MINNEAPOLIS — A 12 year old girl who was wounded in the head during fatal attack at a Minneapolis Catholic church in August was released from the hospital Thursday and greeted with applause as the police chief drove her around the city in a stretch limousine, according to the report Minneapolis Star Tribune.
Sophia Forchas was the most seriously injured child among those survived the shooting V Church of the Annunciation. On Aug. 27, a gunman opened fire with a rifle through the church windows and wounded some of the nearly 200 children celebrating Mass during the first week of school, killing two and wounding 17 others. The dead children were 8 and 10 years old.
Forchas was rushed into surgery. Her neurosurgeon, Dr. Walt Galicic, said the bullet lodged in her brain, causing severe damage, including to a major blood vessel. Surgeons had to remove the left half of her skull to relieve pressure inside her head. At a press conference on September 5, Galicic expressed concern that Forchas could become “the third fatality in this case.”
He hugged her as she left the Hennepin County Medical Center while many others outside held signs and waved, the Star Tribune reported.
Minneapolis Police Chief Brian O'Hara, who escorted Forchas around the city, called her return home “nothing short of a miracle.”
She was again greeted with thunderous applause and lots of hugs as they pulled into her school's parking lot.
Her parents, Amy and Tom Forchas, said in a statement that they are overwhelmed with gratitude to the medical workers who saved their daughter's life. They described her return home on Thursday as “one of the most extraordinary days of our lives.”

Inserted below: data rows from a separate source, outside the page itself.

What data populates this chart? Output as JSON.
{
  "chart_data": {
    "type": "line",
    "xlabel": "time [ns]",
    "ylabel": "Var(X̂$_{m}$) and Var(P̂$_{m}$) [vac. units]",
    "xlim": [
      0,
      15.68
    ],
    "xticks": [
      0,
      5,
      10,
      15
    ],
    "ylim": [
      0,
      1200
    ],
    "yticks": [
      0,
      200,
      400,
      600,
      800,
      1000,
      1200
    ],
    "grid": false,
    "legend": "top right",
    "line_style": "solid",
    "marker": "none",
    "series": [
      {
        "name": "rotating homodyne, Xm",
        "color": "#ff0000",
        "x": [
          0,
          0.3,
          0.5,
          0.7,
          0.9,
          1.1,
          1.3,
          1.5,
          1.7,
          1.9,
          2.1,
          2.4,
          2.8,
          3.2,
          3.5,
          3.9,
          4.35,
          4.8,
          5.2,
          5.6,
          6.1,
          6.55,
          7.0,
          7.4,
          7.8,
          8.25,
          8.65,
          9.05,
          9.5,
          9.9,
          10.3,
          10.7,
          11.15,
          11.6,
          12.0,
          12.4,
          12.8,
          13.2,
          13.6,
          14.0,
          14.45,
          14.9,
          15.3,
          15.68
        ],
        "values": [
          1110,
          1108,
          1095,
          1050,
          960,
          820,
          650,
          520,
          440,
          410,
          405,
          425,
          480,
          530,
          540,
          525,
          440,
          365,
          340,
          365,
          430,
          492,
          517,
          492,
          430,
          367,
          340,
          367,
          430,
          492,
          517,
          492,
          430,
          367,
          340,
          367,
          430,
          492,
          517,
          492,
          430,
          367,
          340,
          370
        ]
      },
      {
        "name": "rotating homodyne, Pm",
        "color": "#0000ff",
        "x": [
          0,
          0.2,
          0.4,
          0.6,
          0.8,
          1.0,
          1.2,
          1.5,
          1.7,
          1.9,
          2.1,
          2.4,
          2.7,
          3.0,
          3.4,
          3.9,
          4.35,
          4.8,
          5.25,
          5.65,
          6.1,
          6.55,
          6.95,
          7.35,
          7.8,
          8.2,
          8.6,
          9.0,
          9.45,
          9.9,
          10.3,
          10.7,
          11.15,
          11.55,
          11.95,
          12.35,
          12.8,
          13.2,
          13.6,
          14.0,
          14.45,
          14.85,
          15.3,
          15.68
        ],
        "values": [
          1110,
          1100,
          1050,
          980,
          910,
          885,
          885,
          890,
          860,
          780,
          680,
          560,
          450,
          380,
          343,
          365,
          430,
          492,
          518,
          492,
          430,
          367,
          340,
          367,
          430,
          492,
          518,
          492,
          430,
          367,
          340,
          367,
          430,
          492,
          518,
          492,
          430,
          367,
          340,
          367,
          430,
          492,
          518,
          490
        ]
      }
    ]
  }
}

Her path to healing will continue with outpatient therapy, and she still has a long road to recovery, her parents said, adding that they were pleased to see daily improvements in her speech, her ability to walk and “her personality shining again.”
Another child who suffered a traumatic brain injury in the shooting, 12-year-old Lydia Kaiser, was similarly honored when she returned to school last week, according to a post on an online fundraising page started to support her family. Kaiser also underwent surgery to remove a bullet fragment and relieve pressure in her head.